Salmon are showing up in many tributaries already. Usually after a good rain if the lake temps and river temps are somewhat in confluence, you will get a push of fish. Several rivers in Michigan's northwestern region have had fish in the system for weeks. Across the region, rivers like the Salmon in NY already have decent numbers of fish as well. I have been chasing kings since late July, and I have had my fair share of fish. Usually by mid september you can expect salmon to be in most rivers, but that all depends on the conditions. Salmon will gravel up eventually, and sight fishing to gravelling fish can be exciting, but it can also be unethical at times. Usually, the best bet is to fish to salmon in the deeper runs and holes throughout the system. Freshest fish will hold in deeper, faster pocketwater that is highly oxygenated. I prefer fishing to salmon here, as you get alot more "true" hookups then elsewhere. Every season you hear about salmon eating or not eating while they are in the rivers. When a salmon stages in a river, it has spawning on its mind and its stomach shrinks. It is true that salmon will take a fly whether it be out of aggression, instinct or pure curiosity.(I have done this with a marabou spey pattern!!) Believe what you want, but the idea will never be right/wrong. Here is what works best for me in the rivers when chasing salmon...
Rod: 10' 8wt moderate action single hander or 12'-14' 8/9wt two handed rod
Reel: Harris Solitude III or Ross BG 4 for my single handers and Ross BG 7 for my two handers. Both need to hold 150+ yds of backing.
Line: Rio Salmon/Steelhead taper in an 8wt or 9wt for my single handers and same for my spey rods. Usually, I will jump up 2 sizes for my spey line since true spey lines are higher in # of grains.

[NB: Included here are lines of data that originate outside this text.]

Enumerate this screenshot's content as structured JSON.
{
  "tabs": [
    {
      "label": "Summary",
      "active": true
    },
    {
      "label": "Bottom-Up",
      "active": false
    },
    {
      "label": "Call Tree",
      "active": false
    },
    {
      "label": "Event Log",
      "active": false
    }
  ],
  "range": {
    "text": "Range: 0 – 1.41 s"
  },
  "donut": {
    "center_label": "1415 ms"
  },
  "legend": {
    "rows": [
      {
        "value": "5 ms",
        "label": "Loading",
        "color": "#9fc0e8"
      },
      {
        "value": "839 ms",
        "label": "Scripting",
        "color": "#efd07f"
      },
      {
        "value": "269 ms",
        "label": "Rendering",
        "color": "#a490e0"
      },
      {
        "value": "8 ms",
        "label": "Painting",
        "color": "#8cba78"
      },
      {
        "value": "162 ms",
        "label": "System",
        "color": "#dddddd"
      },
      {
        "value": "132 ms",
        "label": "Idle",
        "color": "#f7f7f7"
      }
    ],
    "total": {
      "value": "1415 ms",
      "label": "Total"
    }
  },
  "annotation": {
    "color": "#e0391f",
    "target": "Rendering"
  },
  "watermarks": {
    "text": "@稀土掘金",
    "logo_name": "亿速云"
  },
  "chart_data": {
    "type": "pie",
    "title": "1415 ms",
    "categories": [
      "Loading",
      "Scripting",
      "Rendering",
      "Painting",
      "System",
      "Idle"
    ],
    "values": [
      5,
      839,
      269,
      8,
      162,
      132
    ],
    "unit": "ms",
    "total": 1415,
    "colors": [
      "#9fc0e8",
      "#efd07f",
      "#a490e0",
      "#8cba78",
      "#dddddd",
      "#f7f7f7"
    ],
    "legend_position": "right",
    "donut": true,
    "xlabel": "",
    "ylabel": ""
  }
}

I cut back 10'-15' so use with indicators is easier and for tips/heads as well.
Patterns: Never go without EGGS. Have them in several colors and sizes. Also stonefly imitations(#8-10), green caddis(#8-10). hex nymphs(#4-8) and assorted nymphs. Streamer/spey patterns such as Green Butt Skunks, Marabou speys, Egg sucking leeches and sculpins are always good.
Well, hope this helps. Get out there, salmon are here!